Module 15 - Long Context Strategies
Your model supports 128K tokens. A user sends in a 400-page PDF. Your system processes it. Then you discover: the model answered a question about page 3 correctly, nailed something from page 387, and completely missed the critical information on page 201. Not because the information wasn't in the context - it was. The model just didn't attend to it.
Long context is one of the most actively evolving areas of LLM engineering. Context windows have expanded from 2K tokens (GPT-2) to 2K (early GPT-3) to 128K (GPT-4o) to 1M (Gemini 1.5 Pro) to 2M (Gemini 1.5 Ultra) in just four years. Each expansion brings new challenges: how to train models to actually use long contexts, how to make attention tractable at scale, and how to get models to reliably attend to information wherever it appears in the context.
Module Map
Lessons at a Glance
| Lesson | Topic | Key Concepts |
|---|---|---|
| 01 | Attention Scaling | O(n²) cost, KV cache bytes, FlashAttention |
| 02 | RoPE and ALiBi | Rotary encodings, theta parameter, ALiBi extrapolation |
| 03 | Context Extension | Position interpolation, NTK scaling, YaRN, LongLoRA |
| 04 | Lost in the Middle | U-shape curve, multi-doc QA, mitigation strategies |
| 05 | RAG vs Long Context | Cost/accuracy/latency comparison, hybrid approach |
| 06 | Context Compression | LLMLingua, AutoCompressors, GIST tokens |
| 07 | Practical Guide | GPT-4o/Claude/Gemini comparison, prompt structure, costs |
Key Concepts
KV Cache - The key and value tensors from attention are cached to avoid recomputation during autoregressive generation. Size grows with context length and number of layers.
RoPE - Rotary Position Embedding. Encodes position by rotating query and key vectors. Enables relative position attention and is the foundation for most context extension techniques.
YaRN - Yet another RoPE extensioN. A frequency-aware interpolation strategy that extends context windows significantly without full retraining.
Lost in the Middle - The empirical observation (Liu et al. 2023) that LLMs recall information from the beginning and end of long contexts well, but struggle with information in the middle.

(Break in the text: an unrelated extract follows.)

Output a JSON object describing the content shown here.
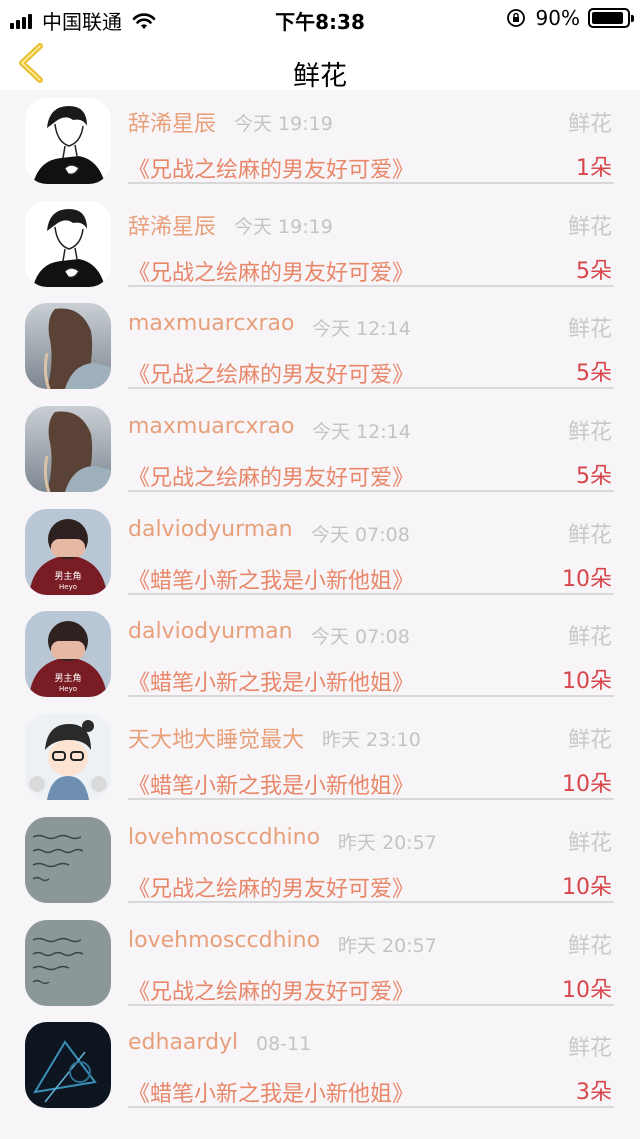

LLMLingua - A compression technique that uses a smaller LM to identify and remove redundant tokens from a long prompt before passing to a large LM. Achieves 2-6× compression.
RULER - A long-context benchmark testing retrieval, multi-hop reasoning, and aggregation at various context lengths. More challenging than Needle-in-a-Haystack.
Prerequisites
- Transformer attention mechanism (Q, K, V, softmax)
- Positional encoding basics (absolute, relative)
- Basic knowledge of GPT/Llama architecture
- Familiarity with tokenization and KV cache
Why This Module Matters
The shift from 4K to 128K context windows is not just a quantitative change - it's a qualitative change in what applications are possible. Entire codebases, full research papers, multi-hour transcripts: all can now fit in a single context. But fitting information in the context and reliably using it are different challenges. This module gives you the tools to understand both.